Scene::tattvas is a HashMap<TattvaId, Box<dyn TattvaTrait>>. To store heterogeneous types (Circle, Square, Latex, ...) in one collection, they need a common object-safe interface.

TattvaTrait is that interface. It's implemented via a blanket impl on Tattva<T>:

impl<T> TattvaTrait for Tattva<T>
where
T: Project + Bounded + Send + Sync + 'static,
{ ... }

The trait exposes:

  • props() — access to SharedProps (position, rotation, scale, opacity, visibility)
  • local_bounds() — delegates to the inner state's Bounded impl
  • dirty_flags(), mark_dirty(), clear_dirty() — dirty flag management
  • id(), set_id() — identity
  • project() — delegates to the inner state's Project impl
  • as_any() / as_any_mut() — for downcasting back to Tattva<T> when you need typed access

The scene, animation system, and sync boundary all talk exclusively through dyn TattvaTrait. They never need to know the concrete type.

SharedProps and DrawableProps

pub type SharedProps = Arc<RwLock<DrawableProps>>;

pub struct DrawableProps {
pub position: Vec3,
pub rotation: Quat,
pub scale: Vec3,
pub visible: bool,
pub opacity: f32,
pub tag: Option<String>,
}

SharedProps is an Arc<RwLock<DrawableProps>>. The Arc allows the same props to be referenced by both the frontend tattva and the ECS component without copying. The RwLock allows the animation system and updaters to write to props while the renderer reads them.

The model matrix is computed from props at draw time:

Mat4::from_scale_rotation_translation(scale, rotation, position)
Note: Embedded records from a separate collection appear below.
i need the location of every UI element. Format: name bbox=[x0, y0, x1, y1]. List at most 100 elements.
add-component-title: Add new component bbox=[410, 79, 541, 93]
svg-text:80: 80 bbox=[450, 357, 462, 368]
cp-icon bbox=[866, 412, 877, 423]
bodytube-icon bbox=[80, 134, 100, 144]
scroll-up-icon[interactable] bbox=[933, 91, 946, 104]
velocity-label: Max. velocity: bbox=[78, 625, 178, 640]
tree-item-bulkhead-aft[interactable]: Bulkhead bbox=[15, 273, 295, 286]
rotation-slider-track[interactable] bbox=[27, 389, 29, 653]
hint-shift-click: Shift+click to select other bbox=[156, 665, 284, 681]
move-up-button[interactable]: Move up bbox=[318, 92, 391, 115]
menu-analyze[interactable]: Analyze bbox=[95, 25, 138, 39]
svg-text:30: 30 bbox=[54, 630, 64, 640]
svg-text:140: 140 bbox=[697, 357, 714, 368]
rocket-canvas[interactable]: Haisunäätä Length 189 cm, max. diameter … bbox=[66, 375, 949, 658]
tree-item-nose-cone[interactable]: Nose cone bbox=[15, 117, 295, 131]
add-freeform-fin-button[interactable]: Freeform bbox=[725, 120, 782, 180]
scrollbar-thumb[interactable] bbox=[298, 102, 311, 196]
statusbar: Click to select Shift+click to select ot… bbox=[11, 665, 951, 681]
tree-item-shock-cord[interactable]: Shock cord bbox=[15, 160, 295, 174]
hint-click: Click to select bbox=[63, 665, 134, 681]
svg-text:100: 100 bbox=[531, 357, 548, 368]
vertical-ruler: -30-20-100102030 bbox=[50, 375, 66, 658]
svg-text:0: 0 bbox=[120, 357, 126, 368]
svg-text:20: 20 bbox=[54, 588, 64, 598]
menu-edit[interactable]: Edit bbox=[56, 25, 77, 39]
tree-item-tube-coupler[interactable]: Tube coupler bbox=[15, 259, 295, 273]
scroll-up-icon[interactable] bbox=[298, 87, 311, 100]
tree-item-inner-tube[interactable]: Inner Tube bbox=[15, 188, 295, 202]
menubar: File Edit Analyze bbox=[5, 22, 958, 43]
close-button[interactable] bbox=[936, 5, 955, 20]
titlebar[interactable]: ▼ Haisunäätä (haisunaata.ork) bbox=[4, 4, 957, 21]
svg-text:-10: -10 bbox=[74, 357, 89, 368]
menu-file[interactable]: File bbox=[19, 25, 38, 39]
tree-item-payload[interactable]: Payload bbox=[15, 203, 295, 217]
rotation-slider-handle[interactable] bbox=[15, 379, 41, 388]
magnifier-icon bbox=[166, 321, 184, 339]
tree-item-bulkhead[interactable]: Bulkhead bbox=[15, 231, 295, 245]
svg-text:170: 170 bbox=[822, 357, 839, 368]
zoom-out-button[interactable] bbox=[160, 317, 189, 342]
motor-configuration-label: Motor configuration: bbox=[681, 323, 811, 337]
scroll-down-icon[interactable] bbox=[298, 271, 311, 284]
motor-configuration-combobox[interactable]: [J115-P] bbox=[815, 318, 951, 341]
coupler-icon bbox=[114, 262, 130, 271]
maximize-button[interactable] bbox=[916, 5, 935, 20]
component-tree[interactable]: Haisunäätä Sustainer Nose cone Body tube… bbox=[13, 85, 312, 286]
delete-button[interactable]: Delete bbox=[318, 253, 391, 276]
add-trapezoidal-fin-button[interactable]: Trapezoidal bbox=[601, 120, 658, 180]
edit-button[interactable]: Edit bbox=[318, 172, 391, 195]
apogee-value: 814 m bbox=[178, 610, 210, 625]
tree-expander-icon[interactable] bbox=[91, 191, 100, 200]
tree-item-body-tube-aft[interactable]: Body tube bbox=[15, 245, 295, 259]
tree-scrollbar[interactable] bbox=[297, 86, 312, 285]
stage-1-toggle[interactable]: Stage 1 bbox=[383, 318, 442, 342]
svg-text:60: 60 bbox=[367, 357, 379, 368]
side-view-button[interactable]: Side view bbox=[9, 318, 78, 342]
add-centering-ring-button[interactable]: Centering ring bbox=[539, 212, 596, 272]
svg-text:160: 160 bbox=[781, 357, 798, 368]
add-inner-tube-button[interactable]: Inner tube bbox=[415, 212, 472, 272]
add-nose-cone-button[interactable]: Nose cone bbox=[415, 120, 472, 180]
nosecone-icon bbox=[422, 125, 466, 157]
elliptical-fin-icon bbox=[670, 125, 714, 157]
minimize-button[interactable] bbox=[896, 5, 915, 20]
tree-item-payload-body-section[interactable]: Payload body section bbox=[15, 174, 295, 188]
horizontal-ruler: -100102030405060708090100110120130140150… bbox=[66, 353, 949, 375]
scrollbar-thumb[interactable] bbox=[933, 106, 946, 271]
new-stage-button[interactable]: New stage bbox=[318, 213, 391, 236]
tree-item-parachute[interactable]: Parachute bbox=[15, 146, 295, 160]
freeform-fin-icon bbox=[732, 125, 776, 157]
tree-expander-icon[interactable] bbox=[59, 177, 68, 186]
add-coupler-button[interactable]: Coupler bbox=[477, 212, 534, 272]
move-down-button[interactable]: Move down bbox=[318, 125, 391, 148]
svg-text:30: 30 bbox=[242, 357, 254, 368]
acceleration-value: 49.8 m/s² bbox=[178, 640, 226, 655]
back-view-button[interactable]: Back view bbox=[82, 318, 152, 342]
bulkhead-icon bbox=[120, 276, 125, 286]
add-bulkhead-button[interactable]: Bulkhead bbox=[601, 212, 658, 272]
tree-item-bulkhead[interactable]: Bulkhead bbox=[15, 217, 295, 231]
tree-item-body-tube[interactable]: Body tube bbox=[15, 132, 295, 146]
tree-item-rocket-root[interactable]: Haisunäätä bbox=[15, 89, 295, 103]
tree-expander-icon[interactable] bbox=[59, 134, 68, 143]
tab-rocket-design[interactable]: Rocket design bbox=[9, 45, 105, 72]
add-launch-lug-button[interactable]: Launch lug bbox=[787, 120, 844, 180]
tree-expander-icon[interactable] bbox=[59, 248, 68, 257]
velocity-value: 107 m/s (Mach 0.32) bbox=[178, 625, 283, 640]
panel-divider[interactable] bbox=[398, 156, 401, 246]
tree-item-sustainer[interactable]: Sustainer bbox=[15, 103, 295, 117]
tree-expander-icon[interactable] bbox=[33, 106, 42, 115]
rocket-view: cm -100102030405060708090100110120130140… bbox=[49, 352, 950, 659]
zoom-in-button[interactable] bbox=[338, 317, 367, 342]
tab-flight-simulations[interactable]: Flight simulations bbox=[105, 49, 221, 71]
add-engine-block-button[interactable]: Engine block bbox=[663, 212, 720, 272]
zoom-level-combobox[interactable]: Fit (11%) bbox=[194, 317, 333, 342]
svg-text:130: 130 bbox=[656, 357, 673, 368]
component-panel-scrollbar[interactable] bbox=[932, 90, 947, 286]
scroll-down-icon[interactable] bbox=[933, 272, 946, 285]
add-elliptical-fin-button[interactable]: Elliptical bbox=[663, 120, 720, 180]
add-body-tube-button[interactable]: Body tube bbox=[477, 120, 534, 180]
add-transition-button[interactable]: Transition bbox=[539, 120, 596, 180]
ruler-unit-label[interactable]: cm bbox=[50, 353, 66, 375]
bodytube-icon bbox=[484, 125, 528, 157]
It's never baked into vertex data, which is why transform animations (move_to, rotate_to, scale_to) are cheap — they only update the props, not the GPU buffers.

Limitations

  • Layout helpers (to_edge, next_to) are 2D only — Bounds uses Vec2, Z is ignored
  • There is no parent/child hierarchy — tattvas are a flat list. Grouping and transform propagation are not yet implemented
  • project() is called on the CPU every time a tattva is dirty with REBUILD. For very complex shapes with expensive tessellation, this can be a bottleneck
  • SharedProps uses a RwLock — contention is unlikely in practice but worth knowing if you're writing high-frequency updaters

What This Page Owns

This page is the home for:

  • what a tattva is
  • Tattva<T> vs the concrete state type
  • TattvaTrait
  • Project and Bounded
  • SharedProps and DrawableProps

For time progression and animation lifecycle, see Scene & Timeline.